Majella prossegue relembrando que a matéria em questão não tem expressão de ofensa a honra, mas trata-se de uma crítica à administração. “E é uma crítica que dezenas de blogs e sites fizeram, pois foi algo que chamou atenção da mídia nacional, e ele me escolheu como alvo. Tenho posição política completamente diferente, mas nada pessoal contra ele”, relata. “Além do mais, é calculado, porque eles pegam só veículos independentes, mas o advogado que me defendeu apontou a aberração e o quanto é infundada a alegação, por isso agradeço também seu trabalho e empenho”.

A auto-censura também está descartada pelo historiador, que também. “Não me assombrei com isso. No fundo, auto-censura é você ser intimidado. Como nosso jornalismo é responsável e não há denúncia que não estejamos calçados, seja em depoimento ou documentação, vamos continuar fazendo”, conta.

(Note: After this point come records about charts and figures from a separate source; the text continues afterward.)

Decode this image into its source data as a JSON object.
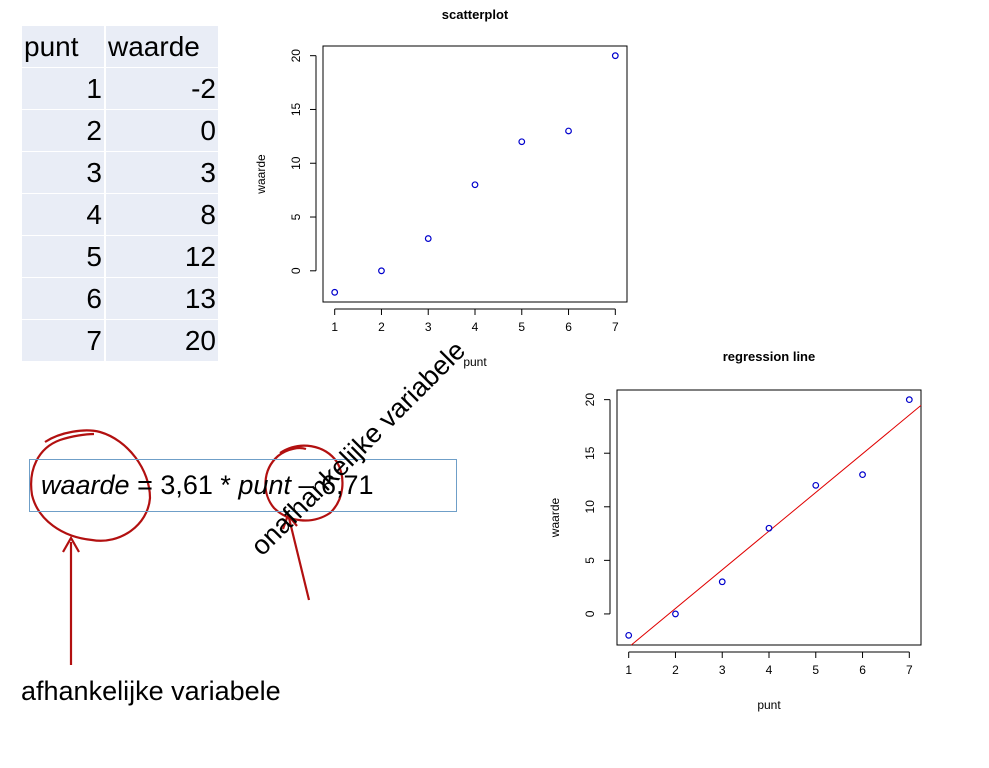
{
  "table": {
    "headers": [
      "punt",
      "waarde"
    ],
    "rows": [
      [
        "1",
        "-2"
      ],
      [
        "2",
        "0"
      ],
      [
        "3",
        "3"
      ],
      [
        "4",
        "8"
      ],
      [
        "5",
        "12"
      ],
      [
        "6",
        "13"
      ],
      [
        "7",
        "20"
      ]
    ]
  },
  "formula": {
    "var1": "waarde",
    "mid": " = 3,61 * ",
    "var2": "punt",
    "tail": " – 6,71"
  },
  "annotations": {
    "dependent": "afhankelijke variabele",
    "independent": "onafhankelijke variabele"
  },
  "colors": {
    "points": "#0000cc",
    "regression": "#e00000",
    "ink": "#b21010",
    "table_bg": "#e9edf6"
  },
  "chart_data": [
    {
      "type": "scatter",
      "title": "scatterplot",
      "xlabel": "punt",
      "ylabel": "waarde",
      "x": [
        1,
        2,
        3,
        4,
        5,
        6,
        7
      ],
      "y": [
        -2,
        0,
        3,
        8,
        12,
        13,
        20
      ],
      "xticks": [
        1,
        2,
        3,
        4,
        5,
        6,
        7
      ],
      "yticks": [
        0,
        5,
        10,
        15,
        20
      ],
      "xlim": [
        0.75,
        7.25
      ],
      "ylim": [
        -2.9,
        20.9
      ],
      "grid": false
    },
    {
      "type": "scatter",
      "title": "regression line",
      "xlabel": "punt",
      "ylabel": "waarde",
      "x": [
        1,
        2,
        3,
        4,
        5,
        6,
        7
      ],
      "y": [
        -2,
        0,
        3,
        8,
        12,
        13,
        20
      ],
      "xticks": [
        1,
        2,
        3,
        4,
        5,
        6,
        7
      ],
      "yticks": [
        0,
        5,
        10,
        15,
        20
      ],
      "xlim": [
        0.75,
        7.25
      ],
      "ylim": [
        -2.9,
        20.9
      ],
      "regression": {
        "slope": 3.61,
        "intercept": -6.71
      },
      "grid": false
    }
  ]
}
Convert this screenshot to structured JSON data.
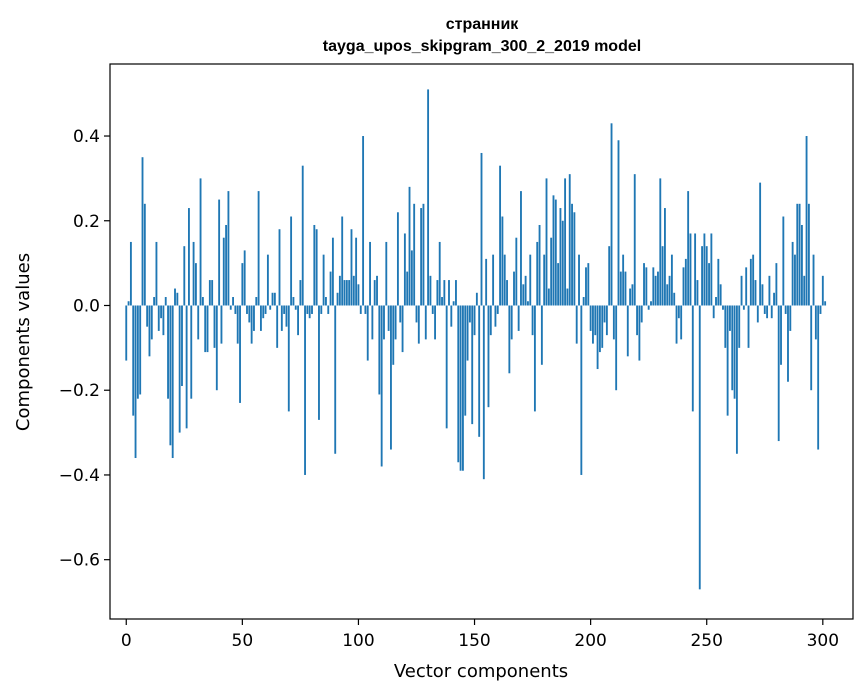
{
  "chart_data": {
    "type": "bar",
    "title_line1": "странник",
    "title_line2": "tayga_upos_skipgram_300_2_2019 model",
    "xlabel": "Vector components",
    "ylabel": "Components values",
    "xlim": [
      -7,
      313
    ],
    "ylim": [
      -0.74,
      0.57
    ],
    "xticks": [
      0,
      50,
      100,
      150,
      200,
      250,
      300
    ],
    "xtick_labels": [
      "0",
      "50",
      "100",
      "150",
      "200",
      "250",
      "300"
    ],
    "yticks": [
      -0.6,
      -0.4,
      -0.2,
      0.0,
      0.2,
      0.4
    ],
    "ytick_labels": [
      "−0.6",
      "−0.4",
      "−0.2",
      "0.0",
      "0.2",
      "0.4"
    ],
    "grid": false,
    "bar_color": "#1f77b4",
    "values": [
      -0.13,
      0.01,
      0.15,
      -0.26,
      -0.36,
      -0.22,
      -0.21,
      0.35,
      0.24,
      -0.05,
      -0.12,
      -0.08,
      0.02,
      0.15,
      -0.06,
      -0.03,
      -0.07,
      0.02,
      -0.22,
      -0.33,
      -0.36,
      0.04,
      0.03,
      -0.3,
      -0.19,
      0.14,
      -0.29,
      0.23,
      -0.22,
      0.15,
      0.1,
      -0.08,
      0.3,
      0.02,
      -0.11,
      -0.11,
      0.06,
      0.06,
      -0.1,
      -0.2,
      0.25,
      -0.09,
      0.16,
      0.19,
      0.27,
      -0.01,
      0.02,
      -0.02,
      -0.09,
      -0.23,
      0.1,
      0.13,
      -0.02,
      -0.04,
      -0.09,
      -0.06,
      0.02,
      0.27,
      -0.06,
      -0.03,
      -0.02,
      0.12,
      -0.01,
      0.03,
      0.03,
      -0.1,
      0.18,
      -0.06,
      -0.02,
      -0.05,
      -0.25,
      0.21,
      0.02,
      -0.01,
      -0.07,
      0.06,
      0.33,
      -0.4,
      -0.02,
      -0.03,
      -0.02,
      0.19,
      0.18,
      -0.27,
      -0.02,
      0.12,
      0.02,
      -0.02,
      0.08,
      0.16,
      -0.35,
      0.03,
      0.07,
      0.21,
      0.06,
      0.06,
      0.06,
      0.18,
      0.07,
      0.16,
      0.05,
      -0.02,
      0.4,
      -0.02,
      -0.13,
      0.15,
      -0.08,
      0.06,
      0.07,
      -0.21,
      -0.38,
      -0.08,
      0.15,
      -0.06,
      -0.34,
      -0.14,
      -0.08,
      0.22,
      -0.04,
      -0.11,
      0.17,
      0.08,
      0.28,
      0.13,
      0.24,
      -0.04,
      -0.09,
      0.23,
      0.24,
      -0.08,
      0.51,
      0.07,
      -0.02,
      -0.08,
      0.06,
      0.15,
      0.02,
      0.06,
      -0.29,
      0.06,
      -0.05,
      0.01,
      0.06,
      -0.37,
      -0.39,
      -0.39,
      -0.26,
      -0.13,
      -0.04,
      -0.28,
      -0.07,
      0.03,
      -0.31,
      0.36,
      -0.41,
      0.11,
      -0.24,
      -0.07,
      0.12,
      -0.05,
      -0.02,
      0.33,
      0.21,
      0.12,
      0.06,
      -0.16,
      -0.08,
      0.08,
      0.16,
      -0.06,
      0.27,
      0.05,
      0.07,
      0.01,
      0.12,
      -0.07,
      -0.25,
      0.15,
      0.19,
      -0.14,
      0.12,
      0.3,
      0.04,
      0.16,
      0.26,
      0.25,
      0.1,
      0.23,
      0.2,
      0.3,
      0.04,
      0.31,
      0.24,
      0.22,
      -0.09,
      0.12,
      -0.4,
      0.02,
      0.09,
      0.1,
      -0.06,
      -0.09,
      -0.07,
      -0.15,
      -0.11,
      -0.1,
      -0.04,
      -0.07,
      0.14,
      0.43,
      -0.08,
      -0.2,
      0.39,
      0.08,
      0.12,
      0.08,
      -0.12,
      0.04,
      0.05,
      0.31,
      -0.07,
      -0.13,
      -0.04,
      0.1,
      0.09,
      -0.01,
      0.01,
      0.09,
      0.07,
      0.08,
      0.3,
      0.14,
      0.23,
      0.05,
      0.07,
      0.12,
      0.03,
      -0.09,
      -0.03,
      -0.08,
      0.09,
      0.11,
      0.27,
      0.17,
      -0.25,
      0.17,
      0.06,
      -0.67,
      0.14,
      0.17,
      0.14,
      0.1,
      0.17,
      -0.03,
      0.02,
      0.11,
      0.05,
      -0.01,
      -0.1,
      -0.26,
      -0.06,
      -0.2,
      -0.22,
      -0.35,
      -0.1,
      0.07,
      -0.01,
      0.09,
      -0.1,
      0.11,
      0.12,
      0.06,
      -0.04,
      0.29,
      0.05,
      -0.02,
      -0.03,
      0.07,
      -0.03,
      0.03,
      0.1,
      -0.32,
      -0.14,
      0.21,
      -0.02,
      -0.18,
      -0.06,
      0.15,
      0.12,
      0.24,
      0.24,
      0.19,
      0.07,
      0.4,
      0.24,
      -0.2,
      0.12,
      -0.08,
      -0.34,
      -0.02,
      0.07,
      0.01
    ]
  }
}
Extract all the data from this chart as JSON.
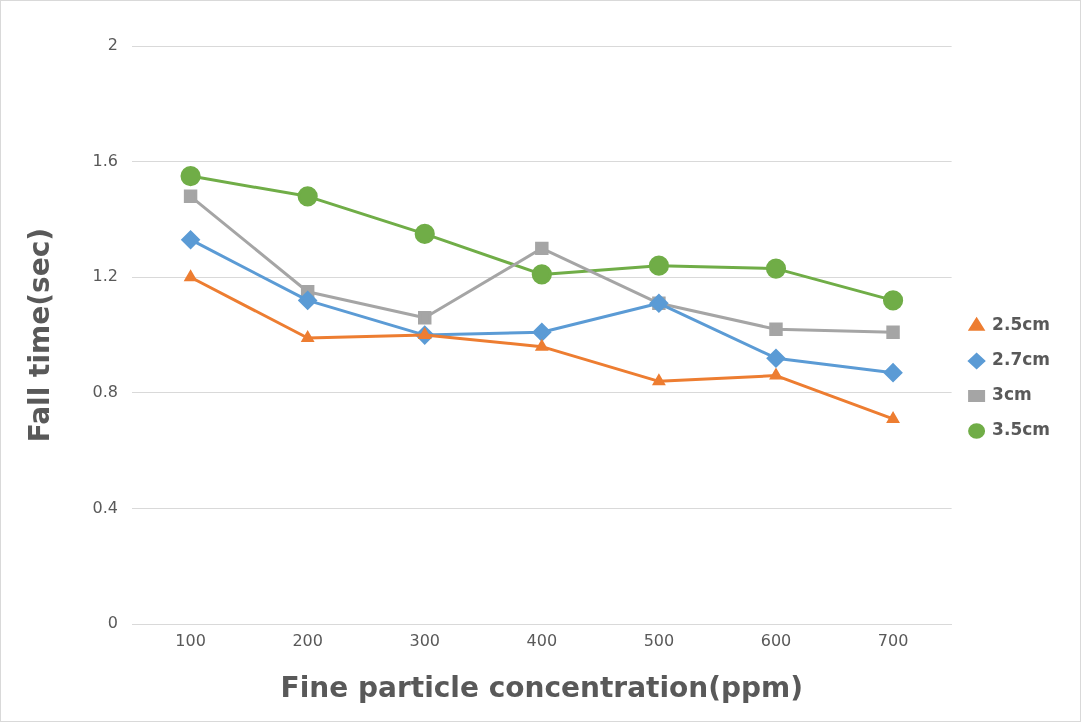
{
  "chart_data": {
    "type": "line",
    "xlabel": "Fine particle concentration(ppm)",
    "ylabel": "Fall time(sec)",
    "categories": [
      "100",
      "200",
      "300",
      "400",
      "500",
      "600",
      "700"
    ],
    "series": [
      {
        "name": "2.5cm",
        "color": "#ed7d31",
        "marker": "triangle",
        "values": [
          1.2,
          0.99,
          1.0,
          0.96,
          0.84,
          0.86,
          0.71
        ]
      },
      {
        "name": "2.7cm",
        "color": "#5b9bd5",
        "marker": "diamond",
        "values": [
          1.33,
          1.12,
          1.0,
          1.01,
          1.11,
          0.92,
          0.87
        ]
      },
      {
        "name": "3cm",
        "color": "#a5a5a5",
        "marker": "square",
        "values": [
          1.48,
          1.15,
          1.06,
          1.3,
          1.11,
          1.02,
          1.01
        ]
      },
      {
        "name": "3.5cm",
        "color": "#70ad47",
        "marker": "circle",
        "values": [
          1.55,
          1.48,
          1.35,
          1.21,
          1.24,
          1.23,
          1.12
        ]
      }
    ],
    "ylim": [
      0,
      2
    ],
    "yticks": [
      0,
      0.4,
      0.8,
      1.2,
      1.6,
      2
    ],
    "grid": "y",
    "legend": "right",
    "line_style": "solid"
  }
}
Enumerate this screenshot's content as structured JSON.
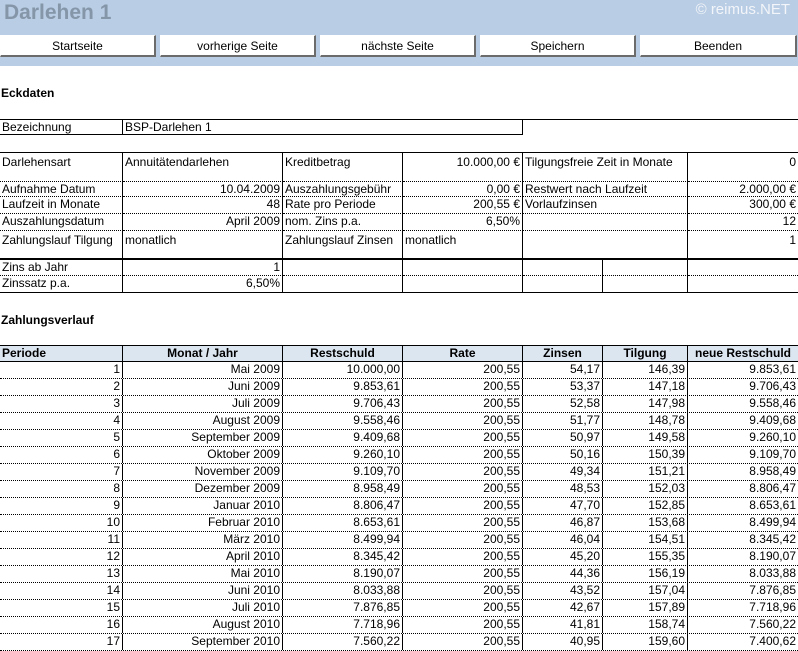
{
  "header": {
    "title": "Darlehen 1",
    "copyright": "© reimus.NET"
  },
  "nav": [
    {
      "label": "Startseite"
    },
    {
      "label": "vorherige Seite"
    },
    {
      "label": "nächste Seite"
    },
    {
      "label": "Speichern"
    },
    {
      "label": "Beenden"
    }
  ],
  "eckdaten": {
    "heading": "Eckdaten",
    "bezeichnung_label": "Bezeichnung",
    "bezeichnung": "BSP-Darlehen 1",
    "darlehensart_label": "Darlehensart",
    "darlehensart": "Annuitätendarlehen",
    "kreditbetrag_label": "Kreditbetrag",
    "kreditbetrag": "10.000,00 €",
    "tilgungsfrei_label": "Tilgungsfreie Zeit in Monate",
    "tilgungsfrei": "0",
    "aufnahme_label": "Aufnahme Datum",
    "aufnahme": "10.04.2009",
    "gebuehr_label": "Auszahlungsgebühr",
    "gebuehr": "0,00 €",
    "restwert_label": "Restwert nach Laufzeit",
    "restwert": "2.000,00 €",
    "laufzeit_label": "Laufzeit in Monate",
    "laufzeit": "48",
    "rate_label": "Rate pro Periode",
    "rate": "200,55 €",
    "vorlauf_label": "Vorlaufzinsen",
    "vorlauf": "300,00 €",
    "auszahlung_label": "Auszahlungsdatum",
    "auszahlung": "April 2009",
    "nomzins_label": "nom. Zins p.a.",
    "nomzins": "6,50%",
    "extra1": "12",
    "zl_tilgung_label": "Zahlungslauf Tilgung",
    "zl_tilgung": "monatlich",
    "zl_zinsen_label": "Zahlungslauf Zinsen",
    "zl_zinsen": "monatlich",
    "extra2": "1",
    "zins_ab_label": "Zins ab Jahr",
    "zins_ab": "1",
    "zinssatz_label": "Zinssatz p.a.",
    "zinssatz": "6,50%"
  },
  "zahlungsverlauf": {
    "heading": "Zahlungsverlauf",
    "columns": [
      "Periode",
      "Monat / Jahr",
      "Restschuld",
      "Rate",
      "Zinsen",
      "Tilgung",
      "neue Restschuld"
    ],
    "rows": [
      [
        "1",
        "Mai 2009",
        "10.000,00",
        "200,55",
        "54,17",
        "146,39",
        "9.853,61"
      ],
      [
        "2",
        "Juni 2009",
        "9.853,61",
        "200,55",
        "53,37",
        "147,18",
        "9.706,43"
      ],
      [
        "3",
        "Juli 2009",
        "9.706,43",
        "200,55",
        "52,58",
        "147,98",
        "9.558,46"
      ],
      [
        "4",
        "August 2009",
        "9.558,46",
        "200,55",
        "51,77",
        "148,78",
        "9.409,68"
      ],
      [
        "5",
        "September 2009",
        "9.409,68",
        "200,55",
        "50,97",
        "149,58",
        "9.260,10"
      ],
      [
        "6",
        "Oktober 2009",
        "9.260,10",
        "200,55",
        "50,16",
        "150,39",
        "9.109,70"
      ],
      [
        "7",
        "November 2009",
        "9.109,70",
        "200,55",
        "49,34",
        "151,21",
        "8.958,49"
      ],
      [
        "8",
        "Dezember 2009",
        "8.958,49",
        "200,55",
        "48,53",
        "152,03",
        "8.806,47"
      ],
      [
        "9",
        "Januar 2010",
        "8.806,47",
        "200,55",
        "47,70",
        "152,85",
        "8.653,61"
      ],
      [
        "10",
        "Februar 2010",
        "8.653,61",
        "200,55",
        "46,87",
        "153,68",
        "8.499,94"
      ],
      [
        "11",
        "März 2010",
        "8.499,94",
        "200,55",
        "46,04",
        "154,51",
        "8.345,42"
      ],
      [
        "12",
        "April 2010",
        "8.345,42",
        "200,55",
        "45,20",
        "155,35",
        "8.190,07"
      ],
      [
        "13",
        "Mai 2010",
        "8.190,07",
        "200,55",
        "44,36",
        "156,19",
        "8.033,88"
      ],
      [
        "14",
        "Juni 2010",
        "8.033,88",
        "200,55",
        "43,52",
        "157,04",
        "7.876,85"
      ],
      [
        "15",
        "Juli 2010",
        "7.876,85",
        "200,55",
        "42,67",
        "157,89",
        "7.718,96"
      ],
      [
        "16",
        "August 2010",
        "7.718,96",
        "200,55",
        "41,81",
        "158,74",
        "7.560,22"
      ],
      [
        "17",
        "September 2010",
        "7.560,22",
        "200,55",
        "40,95",
        "159,60",
        "7.400,62"
      ]
    ]
  }
}
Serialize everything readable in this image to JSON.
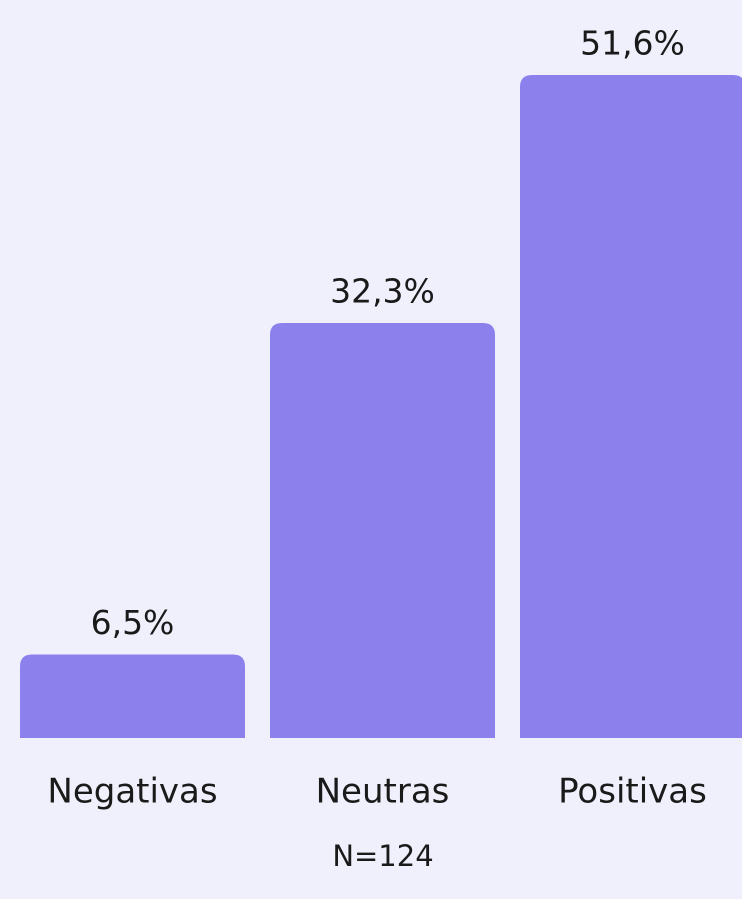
{
  "chart_data": {
    "type": "bar",
    "categories": [
      "Negativas",
      "Neutras",
      "Positivas"
    ],
    "values": [
      6.5,
      32.3,
      51.6
    ],
    "value_labels": [
      "6,5%",
      "32,3%",
      "51,6%"
    ],
    "color": "#8b80ec",
    "annotation": "N=124"
  }
}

Nesse sentido, mais um trunfo é identificado: como a repercussão da ação gerou reações solidárias. “Um detalhe que eu também não tinha percepção é do grau de solidariedade que temos recebido. Tanto de vídeos de pessoas se manifestando, como as campanhas de sustentabilidade que vem sendo publicada nos sites. Perdemos clientes, tivemos despesas, e foi importante receber toda essa campanha nas redes sociais e receptividade”.

Para além de uma reverberação no entorno das mídias afetadas pelas ações judiciais, quem perde também é a sociedade. “Devemos lembrar que a garantia da democracia no Brasil passa pela liberdade de imprensa, que é um importante instrumento para o acesso à informação e efetivação de direitos da população. Assim, proteger a imprensa é, também, atuar pelo fortalecimento da nossa democracia”, atentou a diretora da Ajor.

Para Egydio, é importante ainda que essa proteção se consolide enquanto política do Estado brasileiro. “O Brasil precisa dar respostas efetivas para limitar o assédio judicial contra jornalistas e organizações jornalísticas e efetivar a liberdade de imprensa prevista na Constituição. Para tanto, os poderes Legislativo, Executivo e Judiciário precisam, na medida das suas atribuições, garantir a prática do exercício da atividade jornalística e punir aqueles que utilizam essa estratégia de intimidação. Nesse sentido, é importante que o Observatório Nacional de Combate à violência contra Jornalistas e Comunicadores, criado pelo Ministério da Justiça e Segurança Pública no início de 2023, seja fortalecido e produza diagnósticos e recomendações, bem como que a sociedade civil seja ouvida pelas autoridades na elaboração e implementação de medidas de combate ao assédio judicial”.